It all started when running through the innards of the Riftworm. Taking my chainsaw-gun in hand, I tore through tissue as blood spurt back on to the ‘camera’ that was behind me. Slightly bemused by this rather superfluous barrier, I couldn’t help but envision this whole travel as ripping through the worm’s multiple hymen. While I made this comment in an off-hand manner while my roommate watched me, it did not strike me as particularly false, though not wholly true.
Curious at why I felt this, I started noticing a trend: females in this game mainly existed to have violence or the threat of violence visited upon them.
Anya Stroud, the intelligence officer who provides you with various instructions feels less a presence in this game, though she is seen more often–with the stakes supposedly being higher and more breaks in communication occurring due to location. While this time around Jack displays an image of her speaking, her visibility only seems to serve prefacing the last cut-scene in the game.
Then comes the queen of the Locust. I’m not sure what I imagined, but a human-looking Locust with greyish skin tone was not on the list. Instead of seeking to other her with grotesque features, she remains othered merely by the fact of her sex. It was slightly disconcerting.
The only previous Locust females we’ve encountered to this point are the Beserkers in the first game, whose blindness and brute strength served as a reminder of the capability of females in nature for physical viciousness. Queens can often be seen as sexualized objects, with the obsession being over their ability to produce heirs or progeny (oftentimes over their capability to rule). While no hint is given as to Locust procreation or how the line of succession in their society works, the queen here is sexualized by her presentation as an almost vamp figure with curves and a mantle that actually seems part of her own body, but could easily be mistaken for regal clothing.
Even Baird and Cole respectively chime in:
“That’s the Locust Queen?”
“I thought she was supposed to be butt-ugly.”
The goal, as her nemesis, is to kill her. This makes sense, though she isn’t presented in the slightest as someone who is physically imposing or serves as a direct threat. Instead, she orders Skorge to attack you as she walks off stage right. No violence is to be visited upon her in this game.
However, prior to this encounter, we have the scene with Maria which rattles Dom. Her only real purpose in the story is to serve as a distraction from the main plotline, with Dom’s focusing on her safety and worrying about physical threats against her. Even in releasing her from her suffering, Dom has to pull a trigger to visit upon her one last act of violence. In the end, she dies a death that is coded to be more meaningful at the same gunpoint that has already laid waste to numerous Locust. Whatever her fate was, this turn in the plot supposedly serves to pierce the tough-guy barrier that the COGs have all donned along with their massive armor. Maria is a weakness, nothing more.
To get at the men, hurt the women. It’s a theme that is certainly not new in warfare, though it serves as propaganda of the sort we expect–demonize the enemy as wanting to kill your wife, sister, daughter.
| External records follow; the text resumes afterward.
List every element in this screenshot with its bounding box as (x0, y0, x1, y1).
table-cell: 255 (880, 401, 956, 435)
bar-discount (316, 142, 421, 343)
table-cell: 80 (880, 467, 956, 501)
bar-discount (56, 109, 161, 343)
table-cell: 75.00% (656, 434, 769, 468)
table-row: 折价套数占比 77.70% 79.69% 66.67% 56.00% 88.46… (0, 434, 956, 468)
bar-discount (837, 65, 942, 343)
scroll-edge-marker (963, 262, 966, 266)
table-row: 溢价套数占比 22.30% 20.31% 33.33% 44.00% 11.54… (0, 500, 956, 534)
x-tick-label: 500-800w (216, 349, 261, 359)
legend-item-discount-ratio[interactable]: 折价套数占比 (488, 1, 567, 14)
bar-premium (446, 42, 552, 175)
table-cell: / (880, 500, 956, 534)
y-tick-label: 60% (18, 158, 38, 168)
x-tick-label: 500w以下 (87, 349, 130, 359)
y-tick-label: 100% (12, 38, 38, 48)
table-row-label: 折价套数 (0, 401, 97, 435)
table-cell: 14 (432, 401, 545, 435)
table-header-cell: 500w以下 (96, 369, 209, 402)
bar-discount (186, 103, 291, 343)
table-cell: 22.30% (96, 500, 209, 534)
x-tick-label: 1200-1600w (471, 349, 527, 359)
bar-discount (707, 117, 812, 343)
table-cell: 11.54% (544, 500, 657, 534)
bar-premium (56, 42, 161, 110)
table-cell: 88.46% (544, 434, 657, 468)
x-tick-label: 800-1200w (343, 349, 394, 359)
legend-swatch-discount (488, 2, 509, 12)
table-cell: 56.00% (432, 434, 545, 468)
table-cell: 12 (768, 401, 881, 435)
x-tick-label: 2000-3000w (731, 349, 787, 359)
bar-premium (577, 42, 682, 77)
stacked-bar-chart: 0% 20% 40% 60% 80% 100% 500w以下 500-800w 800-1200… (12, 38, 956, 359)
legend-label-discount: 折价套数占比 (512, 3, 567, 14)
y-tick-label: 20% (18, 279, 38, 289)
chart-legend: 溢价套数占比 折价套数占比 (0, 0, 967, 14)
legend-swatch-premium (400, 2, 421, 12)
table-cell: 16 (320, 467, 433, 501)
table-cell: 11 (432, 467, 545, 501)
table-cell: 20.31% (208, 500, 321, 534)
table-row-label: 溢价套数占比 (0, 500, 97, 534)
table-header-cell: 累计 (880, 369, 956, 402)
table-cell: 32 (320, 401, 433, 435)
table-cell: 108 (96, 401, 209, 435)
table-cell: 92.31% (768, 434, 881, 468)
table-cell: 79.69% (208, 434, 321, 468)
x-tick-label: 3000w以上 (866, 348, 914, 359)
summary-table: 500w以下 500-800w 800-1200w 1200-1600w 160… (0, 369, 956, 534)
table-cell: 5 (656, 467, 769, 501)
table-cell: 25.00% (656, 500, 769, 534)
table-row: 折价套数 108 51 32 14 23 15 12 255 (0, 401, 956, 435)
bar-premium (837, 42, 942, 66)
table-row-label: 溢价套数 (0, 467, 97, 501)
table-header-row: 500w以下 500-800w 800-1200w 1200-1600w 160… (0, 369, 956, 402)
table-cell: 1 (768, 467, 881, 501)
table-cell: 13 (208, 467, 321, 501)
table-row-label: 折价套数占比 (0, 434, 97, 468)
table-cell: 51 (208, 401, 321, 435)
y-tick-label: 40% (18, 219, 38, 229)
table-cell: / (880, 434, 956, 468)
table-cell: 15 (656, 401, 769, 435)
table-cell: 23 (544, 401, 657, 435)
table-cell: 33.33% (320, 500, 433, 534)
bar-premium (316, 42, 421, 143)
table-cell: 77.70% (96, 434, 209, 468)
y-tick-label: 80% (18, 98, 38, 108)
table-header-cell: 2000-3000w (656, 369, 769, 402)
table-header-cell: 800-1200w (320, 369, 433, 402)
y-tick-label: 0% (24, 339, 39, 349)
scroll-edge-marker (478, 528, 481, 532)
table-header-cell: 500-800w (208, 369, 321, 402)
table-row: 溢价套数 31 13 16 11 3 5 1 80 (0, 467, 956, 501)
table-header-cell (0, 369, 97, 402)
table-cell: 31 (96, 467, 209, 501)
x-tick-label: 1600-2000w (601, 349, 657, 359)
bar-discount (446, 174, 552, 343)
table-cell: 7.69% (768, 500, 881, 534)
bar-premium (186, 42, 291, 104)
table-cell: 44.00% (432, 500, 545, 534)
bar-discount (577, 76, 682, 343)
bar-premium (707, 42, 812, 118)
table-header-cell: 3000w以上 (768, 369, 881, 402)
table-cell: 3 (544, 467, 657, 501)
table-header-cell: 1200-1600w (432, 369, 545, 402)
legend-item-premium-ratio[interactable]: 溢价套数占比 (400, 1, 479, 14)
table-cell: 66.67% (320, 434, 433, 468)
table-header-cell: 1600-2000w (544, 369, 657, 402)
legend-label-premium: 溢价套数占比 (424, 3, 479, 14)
While all the women that the COGs fight are either in positions of power or combatants themselves, it is the fear of violence against one’s own women that is trumpeted as what has to be avoided. In this fashion, Gears seems to reveal a filter of how we are seeing the landscape, which is supported by the hints it keeps giving as to our lack of knowledge of the Locust’s activities and history.
All we ever see of the Locust is their military, whereas we are shown humanity’s own suffering through the Stranded and torn down homes. There even exist flashbacks of what life was before the war with the Locust horde. Given the fact that we do storm their places of living and are given glimpses into their living situations, it is somewhat odd that all we ever see is a culture obsessed with war (as the Locust queen wryly notes is a trait of humanity). The message the game touts is clear: even in some futuristic, other-world setting, females best serve the war effort by playing behind the scenes. Their stake in humanity is a passive one.
At the very end, after a boss battle that served as pointless and the sinking of Jacinto, Marcus suddenly worries about Anya. What we see reflected in his face is the same worry we were to have experienced from Dom’s own expressions. Though there exists little actual conversation between Marcus and Anya that is not professional, his worry about her death among all the others serves as both a warning of a future romance story we may have to endure and the fact that all this fighting is really a propaganda machine. The enemy will break and slaughter your women (though it’s also been doing so to your men). Women, like paintings, are seemingly a high-priced commodity; likewise, their utility is somewhat left up to debate.
Unlike the breaking of Tai, the threat of violence against Maria or Anya is meant to be more poignant due to the fact that the human females in the game are never shown to be capable–they are ‘innocent’ victims. We, as players, never control them, meaning anything they may do to help the war effort exists off-screen. They are not fellow COGs on the battlefield, so their utility is seen as decoration. They exist in cut-scenes and radio transmissions–a mythical unicorn which needs protecting, and is spotted about as frequently.
While it seems to be in agreement with a supply and demand model (women are rarely seen, so their value as a commodity is higher when killed), Gears of War serves as a better reminder that this genre of games is very much stuck in a childlike mentality where girls don’t play with boys. This relegates them to being featured in stories when needed, but very rarely given any actual function beyond damsels in distress.